Another problem I bumped into, which was probably a little bit of my own confusion, had to do with implicit and/or explicit conversion of strings to numbers or vice versa. As I shift over to using localStorage, I know that the documented behavior is that the keys are strings and the data is strings. If I want to store numbers, I can turn them into strings (probably implicitly, which is OK), but then to read them back, I'll want to turn them back into numbers. JavaScript isn't picky about integers versus "real" numbers (floating point isn't really a data type, it's a representation choice).

What I am doing right now is reading a string out of the cookie for the money value, then converting it to an int, using
moneyVal = moneyString.parseInt();

And, similarly, for fuel:
fuelVal = fuelString.parseFloat();

Again, this is adequate to my requirements (for now), but I might want to have a more flexible data description object, saying that fuel is a float, and money is an int, and you know how to serialize and deserialize ints, so when I start talking about how much ore the player is carrying around, we don't have to go through all that again.

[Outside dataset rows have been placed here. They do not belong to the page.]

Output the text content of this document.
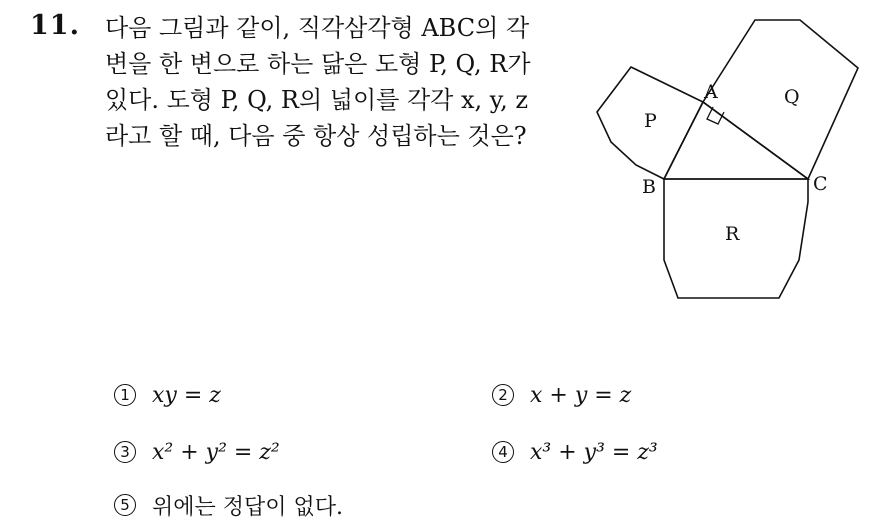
11. 다음 그림과 같이, 직각삼각형 ABC의 각
변을 한 변으로 하는 닮은 도형 P, Q, R가
있다. 도형 P, Q, R의 넓이를 각각 x, y, z
라고 할 때, 다음 중 항상 성립하는 것은?
A
B	C
P
Q
R
1 xy = z	2 x + y = z
3 x² + y² = z²	4 x³ + y³ = z³
5 위에는 정답이 없다.
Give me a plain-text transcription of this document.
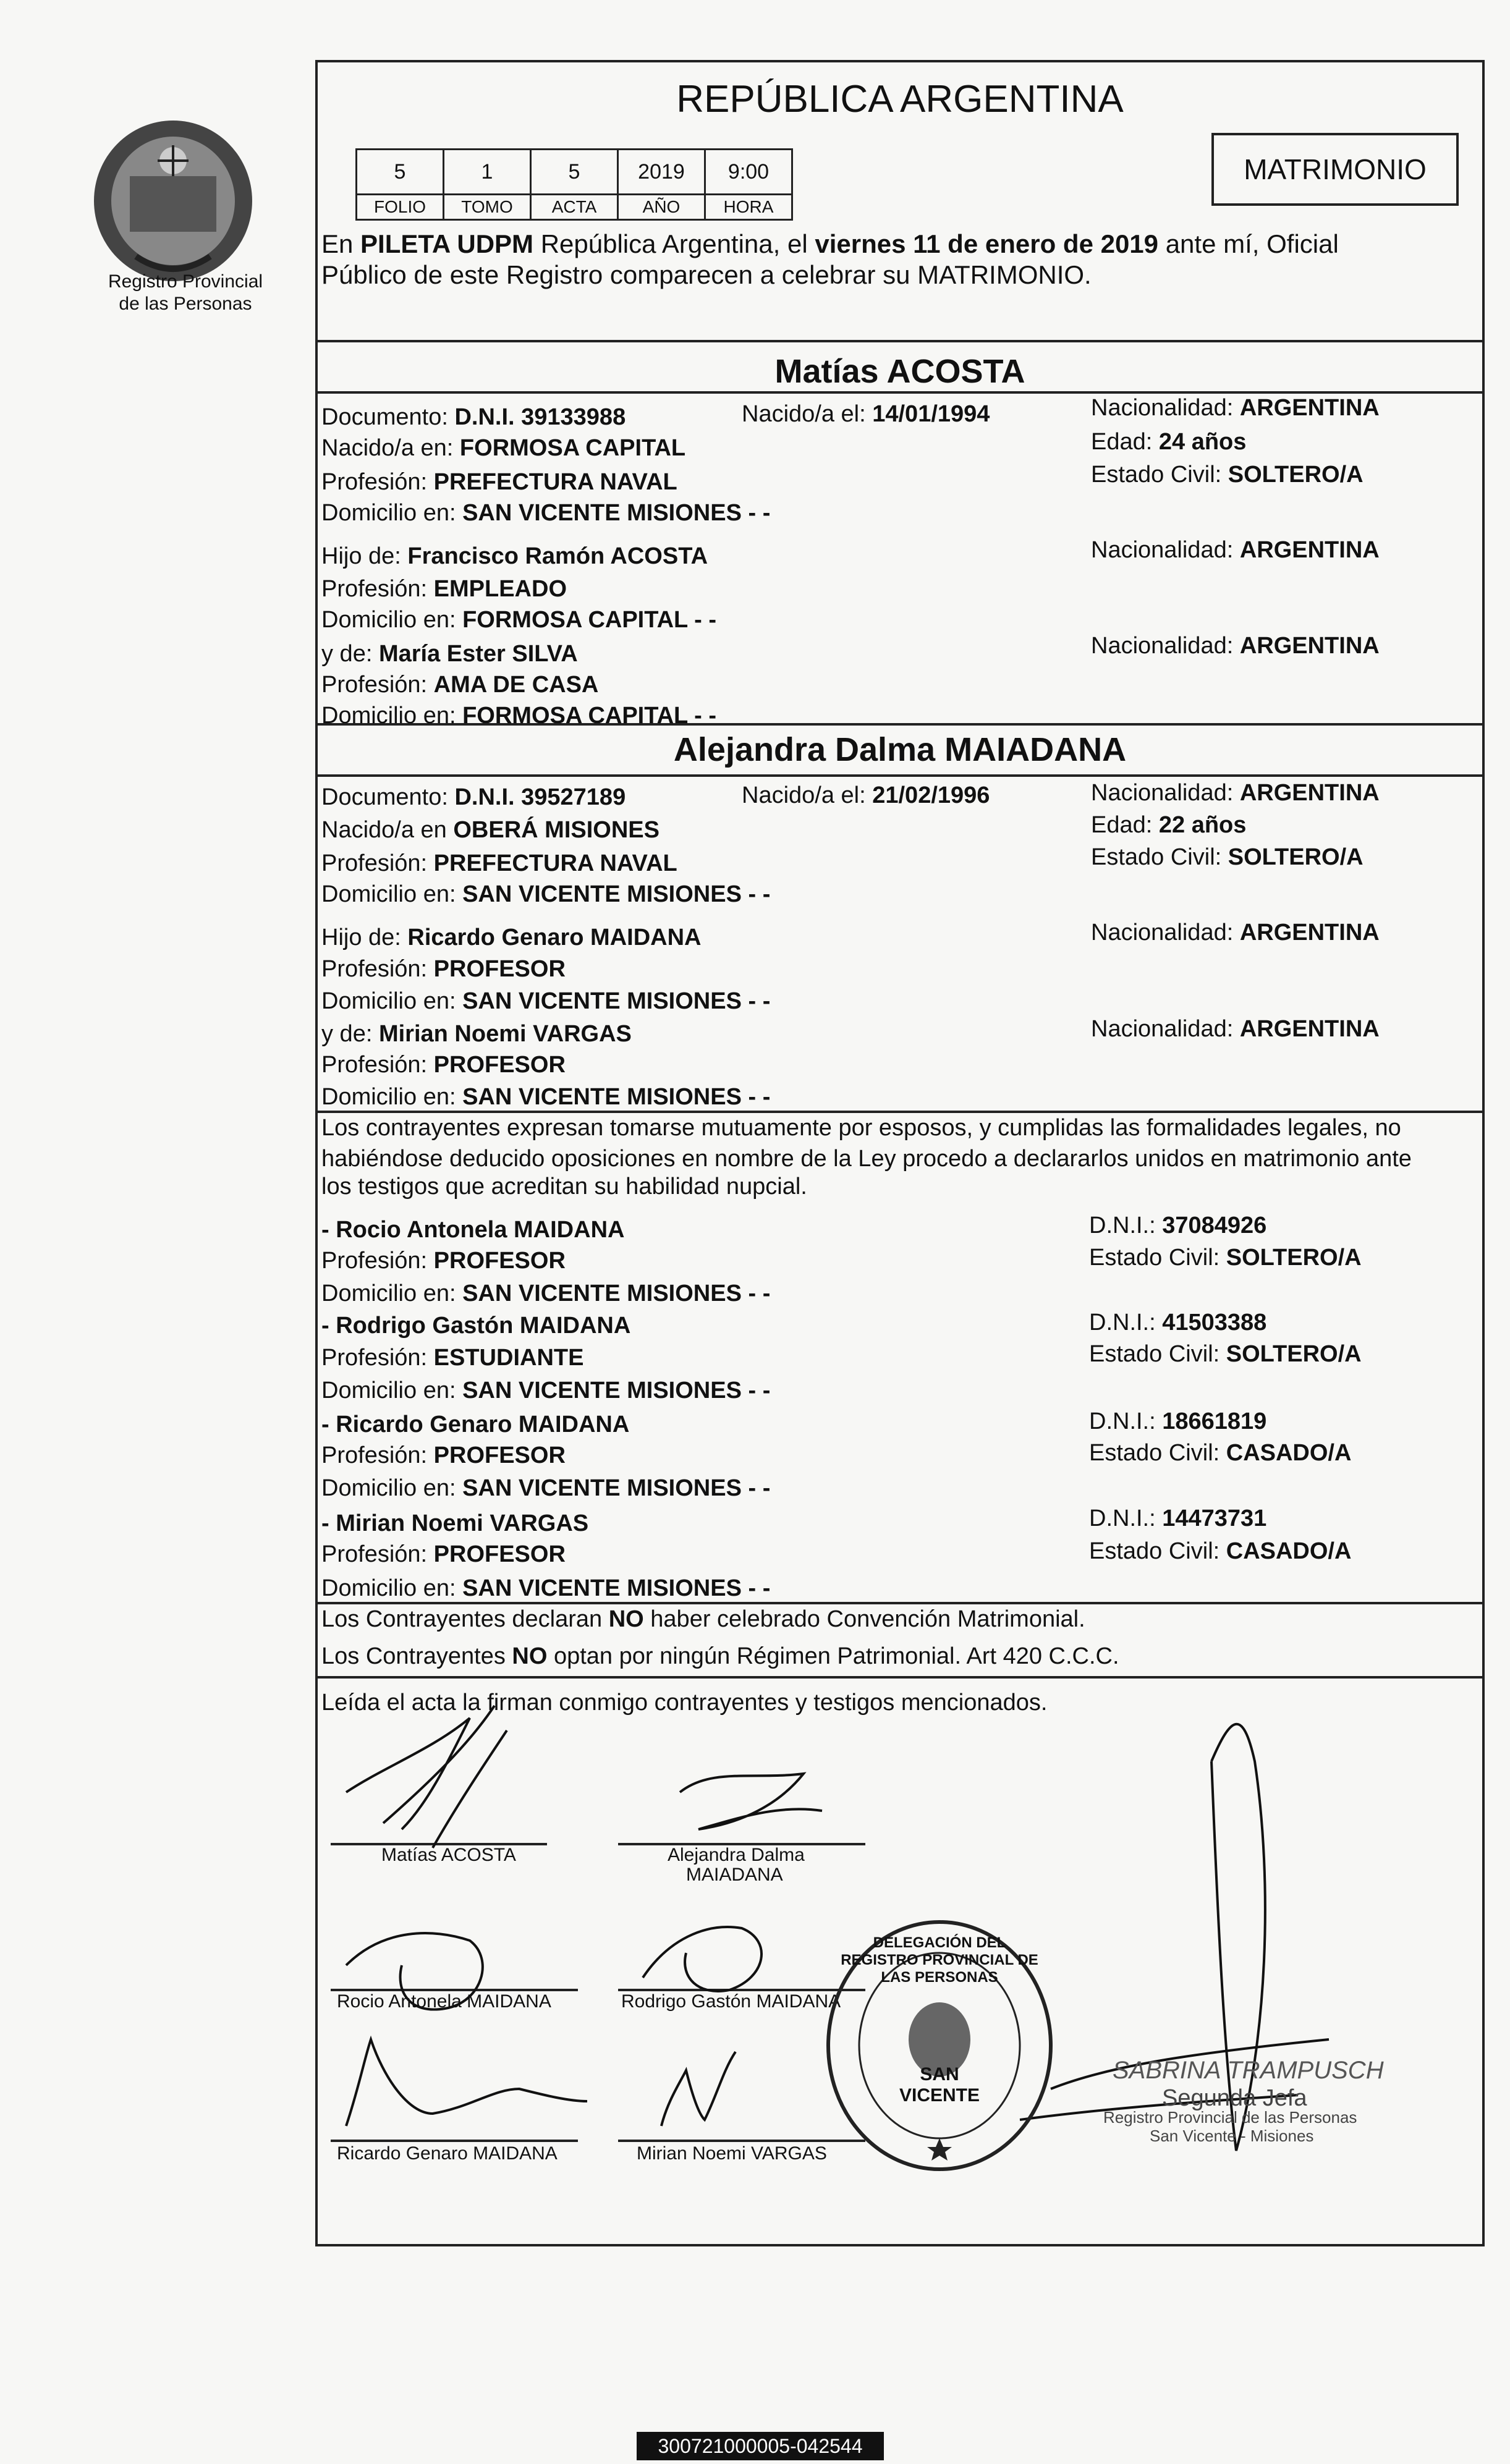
Registro Provincial
de las Personas
REPÚBLICA ARGENTINA
5	1	5	2019	9:00
FOLIO	TOMO	ACTA	AÑO	HORA
MATRIMONIO
En PILETA UDPM República Argentina, el viernes 11 de enero de 2019 ante mí, Oficial
Público de este Registro comparecen a celebrar su MATRIMONIO.
Matías ACOSTA
Documento: D.N.I. 39133988	Nacido/a el: 14/01/1994	Nacionalidad: ARGENTINA
Nacido/a en: FORMOSA CAPITAL	Edad: 24 años
Profesión: PREFECTURA NAVAL	Estado Civil: SOLTERO/A
Domicilio en: SAN VICENTE MISIONES - -
Hijo de: Francisco Ramón ACOSTA	Nacionalidad: ARGENTINA
Profesión: EMPLEADO
Domicilio en: FORMOSA CAPITAL - -
y de: María Ester SILVA	Nacionalidad: ARGENTINA
Profesión: AMA DE CASA
Domicilio en: FORMOSA CAPITAL - -
Alejandra Dalma MAIADANA
Documento: D.N.I. 39527189	Nacido/a el: 21/02/1996	Nacionalidad: ARGENTINA
Nacido/a en OBERÁ MISIONES	Edad: 22 años
Profesión: PREFECTURA NAVAL	Estado Civil: SOLTERO/A
Domicilio en: SAN VICENTE MISIONES - -
Hijo de: Ricardo Genaro MAIDANA	Nacionalidad: ARGENTINA
Profesión: PROFESOR
Domicilio en: SAN VICENTE MISIONES - -
y de: Mirian Noemi VARGAS	Nacionalidad: ARGENTINA
Profesión: PROFESOR
Domicilio en: SAN VICENTE MISIONES - -
Los contrayentes expresan tomarse mutuamente por esposos, y cumplidas las formalidades legales, no
habiéndose deducido oposiciones en nombre de la Ley procedo a declararlos unidos en matrimonio ante
los testigos que acreditan su habilidad nupcial.
- Rocio Antonela MAIDANA	D.N.I.: 37084926
Profesión: PROFESOR	Estado Civil: SOLTERO/A
Domicilio en: SAN VICENTE MISIONES - -
- Rodrigo Gastón MAIDANA	D.N.I.: 41503388
Profesión: ESTUDIANTE	Estado Civil: SOLTERO/A
Domicilio en: SAN VICENTE MISIONES - -
- Ricardo Genaro MAIDANA	D.N.I.: 18661819
Profesión: PROFESOR	Estado Civil: CASADO/A
Domicilio en: SAN VICENTE MISIONES - -
- Mirian Noemi VARGAS	D.N.I.: 14473731
Profesión: PROFESOR	Estado Civil: CASADO/A
Domicilio en: SAN VICENTE MISIONES - -
Los Contrayentes declaran NO haber celebrado Convención Matrimonial.
Los Contrayentes NO optan por ningún Régimen Patrimonial. Art 420 C.C.C.
Leída el acta la firman conmigo contrayentes y testigos mencionados.
Matías ACOSTA	Alejandra Dalma
MAIADANA
Rocio Antonela MAIDANA	Rodrigo Gastón MAIDANA
Ricardo Genaro MAIDANA	Mirian Noemi VARGAS
DELEGACIÓN DEL REGISTRO PROVINCIAL DE LAS PERSONAS
SAN VICENTE
SABRINA TRAMPUSCH
Segunda Jefa
Registro Provincial de las Personas
San Vicente - Misiones
300721000005-042544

There's only seven days left in the month, so I'm reminding myself at every step that I need to do what makes my job easier in the short term, and defer working on stuff that might make my job easier sometime that's not right now. Or, at least, this week.

Interdependent Day

There are still several meaty pieces of code that I want to write this weekend, and it seems like three of them are all fairly tied together.
  1. "BigWorld" procedural generation of planet placement. This is probably the one that I need to start on, but it's also the one that has the most work to be done, risks breaking the most code, and will have the least visible result. The idea is that I'll generate data for a small number of planets on a small "sector", and as the player moves off of that sector to another sector, I generate new data. If the player returns to the first sector, I regenerate the data in the same way, and everything looks the same to the player. This will be cool to me, once I get it working. But it breaks a bunch of other stuff, like knowing about all planets the player might visit, or have visited. That data just isn't around anymore, so I have to be satisfied with notes like "planet 6 in sector (0,3)", and when the player gets back to sector (0, 3), then I can actually look at planet 6.
  2. Dynamic planet economies. I could do this now, but if I did the BigWorld feature afterwards, I'd have to redo the economy feature. So this probably goes second. As players go around the world, it'll feel more "alive" if their trades have an effect; if I bought a lot of ore yesterday on Ares, and sold it today on Ganymede, the next time I went to Ares, the selling price of ore might be a little higher (moving on the supply/demand graph), and the next time I went to Ganymede, the buying price might be a little lower. This will have interesting effects (I hope), pushing the player to explore more space to keep getting good profits.
  3. Upgrading ships. This doesn't seem super connected to the other features, but it's got some dependencies back and forth with the BigWorld implementation. I've thought about a bunch of different ways to upgrade your ships, and what I think I might do for now is just have a catalog of different ship types. But maybe you can't buy all ships at all planets. So that's a BigWorld connection there - how do I make sure that ships are available? Flipping it around, if I don't have a lot of ships to explore space with today, how will I properly balance the sector size and system density? That's a soft back dependency - I'll just wing it for now, and then adjust the constants to tune things later.
And then, there's polish to work on, including making planets prettier, making the menu UX clearer (why can't I buy any more Organics? Oh, I've got a full hold of Ore), and switching to using a more physically realistic inertial movement implementation (more balancing and tuning tied up in that).

A buddy has been bugging me for varying planet sizes, which I could totally do, maybe I'll toss a 0.8 - 1.2 randomization in when I do the procedural sector population. But again, it's a polish thing, and not something I want to do before I get the big three, above, complete. And, I'd want it to feel right with the upgraded ships, which might have different sizes, themselves.